Mr Williams (who, unbeknown to him, was suffering from appendicitis) attended A&E complaining of abdominal pain. The hospital ordered a CT scan, but there was a delay (of at least 2 hours 20 minutes) before it was carried out. During the subsequent surgery there were complications; Mr Williams’ appendix had ruptured, leading to him developing myocardial ischaemia. Mr Williams brought a claim against the hospital board.
At first instance it was held that Williams had failed to prove that these complications were, on balance of probabilities, caused by the hospital’s failure to diagnose and treat him expediently. While a small award for pain and suffering during the period of avoidable delay was made, nothing was awarded in relation to any injury caused by the complications. Williams had failed on the ‘but for’ test.
On appeal the decision was overturned. The Court of Appeal of Bermuda found that the delay had materially contributed to the complications. The Court considered that the trial judge had erred in his consideration of causation, setting the threshold too high. Causation was not an ‘all or nothing’ matter. The proper test should not be whether the negligent delay had caused the injury (ie, not the traditional ‘but for’ test), but rather whether the breaches of duty by the hospital had contributed materially to the injury.
The hospital board appealed the decision to the Privy Council, (with the NHSLA intervening). The hospital argued, essentially, that the doctrine of material contribution can only apply to cases where there are simultaneous contributory causes, not successive ones. The Respondent argued that it is sufficient for the defendant’s negligence to have contributed to the injury where it can be proved that there had been cumulative causes of that injury. This, it was argued, is different to a situation where there might simply be several possible causes which could have been fully responsible for the injury, and the Court of Appeal was correct to conclude that in this instance the complications were caused by a steadily worsening accumulation of sepsis over several hours, which was caused in part by the negligence of the hospital board.
Ultimately, and no doubt to the disappointment of defendants everywhere, the Privy Council upheld the Court of Appeal’s decision. In this instance the sepsis had caused myocardial ischaemia to develop. The sepsis had developed incrementally over the course of time – which included the delay caused by the hospital’s negligence – and this had similarly progressively caused the myocardial ischaemia. The development of the sepsis, and its consequent effect, was a single continuous process. On the balance of probabilities the negligent delay “materially contributed to the process, and therefore materially contributed to the injury to the heart.”

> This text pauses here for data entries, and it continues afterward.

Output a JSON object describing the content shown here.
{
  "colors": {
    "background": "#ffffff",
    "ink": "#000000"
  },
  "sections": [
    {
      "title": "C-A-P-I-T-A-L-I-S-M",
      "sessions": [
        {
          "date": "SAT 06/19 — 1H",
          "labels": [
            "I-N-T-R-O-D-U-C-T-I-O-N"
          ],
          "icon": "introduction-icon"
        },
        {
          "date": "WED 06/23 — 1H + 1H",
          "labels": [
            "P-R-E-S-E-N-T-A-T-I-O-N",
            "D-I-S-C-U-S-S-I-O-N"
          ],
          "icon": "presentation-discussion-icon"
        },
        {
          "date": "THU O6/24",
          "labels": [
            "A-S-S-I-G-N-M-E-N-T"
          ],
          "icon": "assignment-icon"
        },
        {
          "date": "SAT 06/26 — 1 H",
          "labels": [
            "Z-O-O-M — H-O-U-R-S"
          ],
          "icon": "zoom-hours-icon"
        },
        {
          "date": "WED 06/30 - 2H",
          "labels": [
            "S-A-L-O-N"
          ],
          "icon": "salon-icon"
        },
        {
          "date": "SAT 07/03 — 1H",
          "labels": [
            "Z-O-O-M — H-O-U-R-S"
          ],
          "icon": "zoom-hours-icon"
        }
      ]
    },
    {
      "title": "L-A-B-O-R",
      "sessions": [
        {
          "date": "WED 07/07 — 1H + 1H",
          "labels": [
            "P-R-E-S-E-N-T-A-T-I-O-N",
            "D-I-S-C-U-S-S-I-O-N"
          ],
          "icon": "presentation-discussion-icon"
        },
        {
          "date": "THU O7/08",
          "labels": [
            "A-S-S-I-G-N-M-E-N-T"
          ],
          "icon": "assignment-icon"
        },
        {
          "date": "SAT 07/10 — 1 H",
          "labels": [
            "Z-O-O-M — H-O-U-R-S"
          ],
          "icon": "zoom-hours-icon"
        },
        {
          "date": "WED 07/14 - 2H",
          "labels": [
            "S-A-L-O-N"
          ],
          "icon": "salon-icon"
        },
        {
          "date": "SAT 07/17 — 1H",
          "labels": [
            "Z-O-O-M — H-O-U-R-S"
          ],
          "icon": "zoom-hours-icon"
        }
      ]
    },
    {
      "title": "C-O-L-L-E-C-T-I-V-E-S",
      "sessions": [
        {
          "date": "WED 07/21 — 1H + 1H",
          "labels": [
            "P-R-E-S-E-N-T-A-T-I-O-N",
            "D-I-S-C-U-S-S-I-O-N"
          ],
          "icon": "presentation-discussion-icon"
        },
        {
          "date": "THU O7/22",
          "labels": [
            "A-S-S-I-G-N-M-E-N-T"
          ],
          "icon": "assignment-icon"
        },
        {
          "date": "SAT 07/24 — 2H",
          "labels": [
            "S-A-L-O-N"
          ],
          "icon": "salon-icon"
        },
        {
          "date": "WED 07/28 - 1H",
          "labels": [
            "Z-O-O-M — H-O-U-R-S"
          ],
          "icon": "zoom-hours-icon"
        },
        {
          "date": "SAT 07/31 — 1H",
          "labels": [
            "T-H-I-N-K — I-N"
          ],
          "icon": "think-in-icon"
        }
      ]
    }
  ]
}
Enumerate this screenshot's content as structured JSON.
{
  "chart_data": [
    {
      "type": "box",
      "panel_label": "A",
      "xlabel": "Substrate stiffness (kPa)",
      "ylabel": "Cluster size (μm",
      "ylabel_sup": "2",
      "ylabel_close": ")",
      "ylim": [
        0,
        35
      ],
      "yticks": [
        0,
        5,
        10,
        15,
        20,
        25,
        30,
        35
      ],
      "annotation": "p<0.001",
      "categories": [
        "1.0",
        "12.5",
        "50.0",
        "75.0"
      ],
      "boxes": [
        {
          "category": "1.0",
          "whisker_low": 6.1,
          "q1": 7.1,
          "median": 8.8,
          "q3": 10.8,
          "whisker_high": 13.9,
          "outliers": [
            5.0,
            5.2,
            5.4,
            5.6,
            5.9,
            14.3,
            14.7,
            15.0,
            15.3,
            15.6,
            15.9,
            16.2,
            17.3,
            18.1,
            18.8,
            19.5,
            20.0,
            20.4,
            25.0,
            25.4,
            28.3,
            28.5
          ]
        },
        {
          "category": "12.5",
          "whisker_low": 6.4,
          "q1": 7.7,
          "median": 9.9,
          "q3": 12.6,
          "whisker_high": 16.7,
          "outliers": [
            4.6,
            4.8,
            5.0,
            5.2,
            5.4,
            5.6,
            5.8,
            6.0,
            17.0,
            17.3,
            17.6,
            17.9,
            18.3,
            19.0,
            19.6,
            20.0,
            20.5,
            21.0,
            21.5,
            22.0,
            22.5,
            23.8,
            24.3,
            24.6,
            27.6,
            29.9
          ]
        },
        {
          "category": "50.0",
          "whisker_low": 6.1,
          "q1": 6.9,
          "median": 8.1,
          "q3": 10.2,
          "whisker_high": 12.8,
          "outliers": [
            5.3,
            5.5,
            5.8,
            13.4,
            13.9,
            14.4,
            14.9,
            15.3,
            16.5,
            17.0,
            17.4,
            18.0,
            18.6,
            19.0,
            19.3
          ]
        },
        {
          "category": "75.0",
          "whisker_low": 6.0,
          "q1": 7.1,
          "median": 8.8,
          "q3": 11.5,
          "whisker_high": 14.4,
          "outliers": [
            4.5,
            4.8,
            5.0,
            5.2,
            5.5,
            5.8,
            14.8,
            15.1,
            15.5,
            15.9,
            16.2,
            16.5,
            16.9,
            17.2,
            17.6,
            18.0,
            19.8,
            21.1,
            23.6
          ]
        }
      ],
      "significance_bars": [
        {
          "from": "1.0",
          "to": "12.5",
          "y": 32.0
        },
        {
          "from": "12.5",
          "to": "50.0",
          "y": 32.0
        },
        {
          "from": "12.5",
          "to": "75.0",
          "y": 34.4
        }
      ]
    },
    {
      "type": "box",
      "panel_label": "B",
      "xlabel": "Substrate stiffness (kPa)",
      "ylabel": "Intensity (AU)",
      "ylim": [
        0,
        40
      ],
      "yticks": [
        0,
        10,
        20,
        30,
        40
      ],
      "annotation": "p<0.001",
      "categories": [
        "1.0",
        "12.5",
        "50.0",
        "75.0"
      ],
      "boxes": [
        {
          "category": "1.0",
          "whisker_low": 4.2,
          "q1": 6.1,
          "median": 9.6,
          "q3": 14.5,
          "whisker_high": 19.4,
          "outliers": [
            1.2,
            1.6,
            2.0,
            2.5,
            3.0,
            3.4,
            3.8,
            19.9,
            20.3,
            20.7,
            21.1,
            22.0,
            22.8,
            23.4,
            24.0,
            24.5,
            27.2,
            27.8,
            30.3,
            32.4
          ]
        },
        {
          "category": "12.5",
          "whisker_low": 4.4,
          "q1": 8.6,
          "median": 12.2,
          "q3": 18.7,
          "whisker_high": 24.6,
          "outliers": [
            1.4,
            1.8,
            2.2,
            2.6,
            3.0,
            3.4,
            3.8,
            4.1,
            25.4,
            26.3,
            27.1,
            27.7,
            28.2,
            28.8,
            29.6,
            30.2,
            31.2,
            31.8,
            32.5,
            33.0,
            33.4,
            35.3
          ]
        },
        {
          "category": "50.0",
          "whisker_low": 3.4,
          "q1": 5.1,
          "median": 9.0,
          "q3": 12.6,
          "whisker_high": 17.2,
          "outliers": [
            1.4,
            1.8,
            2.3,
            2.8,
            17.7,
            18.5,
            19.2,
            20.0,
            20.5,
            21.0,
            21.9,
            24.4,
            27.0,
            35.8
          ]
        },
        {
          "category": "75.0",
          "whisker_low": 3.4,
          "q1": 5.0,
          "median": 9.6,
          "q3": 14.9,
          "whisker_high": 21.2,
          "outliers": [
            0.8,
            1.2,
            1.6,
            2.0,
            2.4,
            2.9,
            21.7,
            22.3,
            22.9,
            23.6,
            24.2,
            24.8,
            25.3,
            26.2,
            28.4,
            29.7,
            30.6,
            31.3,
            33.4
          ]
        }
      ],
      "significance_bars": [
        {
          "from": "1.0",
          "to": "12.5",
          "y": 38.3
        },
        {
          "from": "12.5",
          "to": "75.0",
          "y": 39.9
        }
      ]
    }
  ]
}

While Williams does not radically change the doctrine of material contribution, it has widened it to a degree that will potentially impact any number of clinical negligence cases where negligent delay may have contributed to injury. One area where this is likely to be particularly relevant is cases arising out of brain injury at birth, where the duration of deprivation of oxygen or blood supply is a key factor. If negligent delay has contributed to any such deprivation, then material contribution is likely to be in issue.